Neal Benezra

Facebook
Instagram
LinkedIn

What are museums for? In the last several decades, I believe the purpose and mission of art museums has changed dramatically, and for the better. Throughout their long history, museums have more often than not functioned as places where important works of art would be conserved for the future. This was not an ostensibly public purpose and the sharing of the objects in museum custody was often a lower priority than was their preservation. The design of museums generally spoke to this mandate to preserve, and the classicizing façades of great museums expressed stability, authority, and control; public access was often of secondary design concern.

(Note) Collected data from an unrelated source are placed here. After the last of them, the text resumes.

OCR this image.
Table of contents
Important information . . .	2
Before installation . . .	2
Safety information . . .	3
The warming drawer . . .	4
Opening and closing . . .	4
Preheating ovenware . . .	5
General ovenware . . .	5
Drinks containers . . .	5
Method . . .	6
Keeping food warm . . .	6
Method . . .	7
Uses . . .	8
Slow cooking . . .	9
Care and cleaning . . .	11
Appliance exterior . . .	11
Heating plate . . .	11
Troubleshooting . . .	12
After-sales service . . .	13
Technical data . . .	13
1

In my view, this began to change with the design and inauguration of the Pompidou Center in Paris. Born of the social and political upheavals of the 1960s, and opening to the public in 1977, the Pompidou, of architects Renzo Piano and Richard Rogers, expresses another, far more public purpose. Instead of a stately edifice, the Pompidou is an ultra-modern machine, open both physically and psychologically to the city, its inhabitants, and its visitors. Its outdoor plaza is a gathering place and for young people, in particular, one of the central destinations in Paris. The Pompidou is available late into the evening, when working people are able to frequent its galleries, cinema, library, and public spaces, instead of the limited public hours that historically characterized museum access.

It took years for the expressly public purpose of the Pompidou Center to take hold in the museum community. Today, however, many if not most museum directors and their staffs take their public purpose as seriously as they do the art in their custody.

A key element of this change is to be found in the evolving definition of the word “curate.” Traditionally, curators (the word derives from the Latin, to oversee, guard, care for) were principally responsible for the objects in their custody. Curators were first and foremost scholars, and they organized collections and exhibitions. Today the word has acquired a much more expansive definition; to a certain extent we are all curators of our own time and experience and that of friends and family as well.

In May 2016, the museum that I direct, the San Francisco Museum of Modern Art, opened following a massive expansion. In the previous decade, our collections and exhibitions, as well as the number of visitors and members, had grown dramatically. Underlying our expansion was not merely a will to grow our gallery space, and the number of works of art that could be placed on view. We also envisioned a museum experience that would be extraordinarily generous. Our designers, led by Craig Dykers, of the firm Snohetta, created open, luminous, and comfortable spaces for people as well as for art. In an effort to welcome a young audience, we are now able to offer free admission to anyone eighteen years of age or younger. We have also created dynamic digital access to SFMOMA, so our public will not be limited to visitors to our building.

We are now engaged in reconceiving the future of museums of contemporary art, and of our own museum. Can we imagine a future in which great works of art and a heightened public purpose are even more closely aligned than today? This is the opportunity that awaits.